00:39:39.920 Yeah, well, that's a very good point. And thank you for bringing a little bit of nuance.
00:39:43.980 I mean, I love Ron DeSantis anyways, but you're right.
00:39:46.740 Hearing the difference between the Florida law and the Texas law makes me more sympathetic to the Texas one.
00:39:52.320 I'm glad these laws are happening at all.
00:39:54.560 You and I talked about this many times over the past.
00:39:56.540 I felt like Trump did not do enough during his tenure, and it may have been a factor in his defeat.
00:40:02.520 I think it certainly was a factor. The question is how big it was.
00:40:06.500 And now with Republicans out of the White House and seemingly aimless on Capitol Hill,
00:40:12.380 perhaps it goes to the more ambitious and creative governors to hold the fort at least for the next few years.
00:40:18.260 Al, it's great to see you.
00:40:19.540 In fact, I just had the pleasure of interviewing Alex Marlowe of your shop the other day for his new book.
00:40:25.000 So it's very much in the theme of free speech and fighting against the dominant media and their cancel culture.
00:40:30.180 Great to see you keep up the fight down there. And thanks for joining us today.
00:40:34.100 Thanks, Ezra. Good to be on.
00:40:35.240 All right. There you have it. Alan Bocari, senior tech correspondent for Breitbart.com.
00:40:40.000 Stay with us. More ahead.
00:40:40.840 Hey, welcome back on my show last night. Kevin writes,
00:40:55.940 Justin buying off the media again with our money.
00:40:59.120 Oh, yeah, again. But now Facebook's getting into it.
00:41:02.100 I mean, it's like these journalists should, you know, Formula One drivers have all the patches on their uniform of all their different sponsors.
00:41:10.100 I think journalists should have to wear patches.
00:41:12.960 This one gets the money from Trudeau.
00:41:14.800 This gets the money from Trudeau and Mark Zuckerberg of Facebook.
00:41:18.000 I'd like to see that a little bit more honesty, a little bit more truth in advertising.
00:41:22.260 Mia writes, the mainstream media and Facebook are losing individuals, so they have to direct people to each other to make money and to force more censorship.
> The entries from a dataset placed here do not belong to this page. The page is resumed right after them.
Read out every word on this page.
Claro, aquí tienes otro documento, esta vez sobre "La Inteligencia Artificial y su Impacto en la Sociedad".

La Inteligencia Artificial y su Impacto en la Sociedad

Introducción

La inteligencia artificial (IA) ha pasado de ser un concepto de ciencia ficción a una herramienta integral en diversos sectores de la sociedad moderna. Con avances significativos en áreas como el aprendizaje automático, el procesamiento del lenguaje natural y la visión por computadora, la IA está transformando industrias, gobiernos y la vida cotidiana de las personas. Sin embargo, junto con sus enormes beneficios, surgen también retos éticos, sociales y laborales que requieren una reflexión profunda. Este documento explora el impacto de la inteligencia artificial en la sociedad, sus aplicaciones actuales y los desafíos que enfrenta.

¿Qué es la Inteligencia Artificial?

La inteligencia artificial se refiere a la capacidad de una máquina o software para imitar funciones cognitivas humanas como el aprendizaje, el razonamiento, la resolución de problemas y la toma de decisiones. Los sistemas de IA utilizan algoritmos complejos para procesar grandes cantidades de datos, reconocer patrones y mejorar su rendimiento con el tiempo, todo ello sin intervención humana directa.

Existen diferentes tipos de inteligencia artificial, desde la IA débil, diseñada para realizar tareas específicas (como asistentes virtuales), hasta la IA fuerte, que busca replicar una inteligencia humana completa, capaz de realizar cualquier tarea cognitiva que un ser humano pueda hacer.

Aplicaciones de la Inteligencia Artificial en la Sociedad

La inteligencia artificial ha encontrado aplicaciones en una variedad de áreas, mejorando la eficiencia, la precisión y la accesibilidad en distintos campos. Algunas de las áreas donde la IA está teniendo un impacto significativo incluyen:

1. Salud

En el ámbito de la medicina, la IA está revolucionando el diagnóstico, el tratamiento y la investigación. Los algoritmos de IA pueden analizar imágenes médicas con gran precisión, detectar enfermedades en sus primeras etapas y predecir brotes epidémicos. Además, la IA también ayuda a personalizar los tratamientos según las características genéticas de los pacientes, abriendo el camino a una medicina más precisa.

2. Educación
00:41:31.620 Just delete your freaking Facebook accounts.
00:41:34.140 I don't use Facebook much personally, but it is a place where more than two billion people have accounts.
00:41:40.560 So it is a river of traffic until conservatives build up their own alternative social media giants.
00:41:49.160 That's just going to remain the same.
00:41:50.740 Lone Wolf writes, Canada is doomed.
00:41:56.760 Well, we're all going to die, if that's what you mean.
00:41:59.700 Canada itself, I don't know.
00:42:02.620 Where there's life, there's hope.
00:42:04.040 I think we can keep on fighting.
00:42:05.720 Isn't that our motto?
00:42:07.000 I mean, for six years, I've been saying the same thing after every show.
00:42:11.060 Keep fighting for freedom.
00:42:12.740 As long as you do that, you're keeping hope alive.
00:42:16.600 All right, folks, that's it for today.
00:42:18.280 We'll see you tomorrow.
00:42:19.380 And I've already said it.
00:42:20.740 Keep fighting for freedom.
00:42:21.880 Keep fighting for freedom.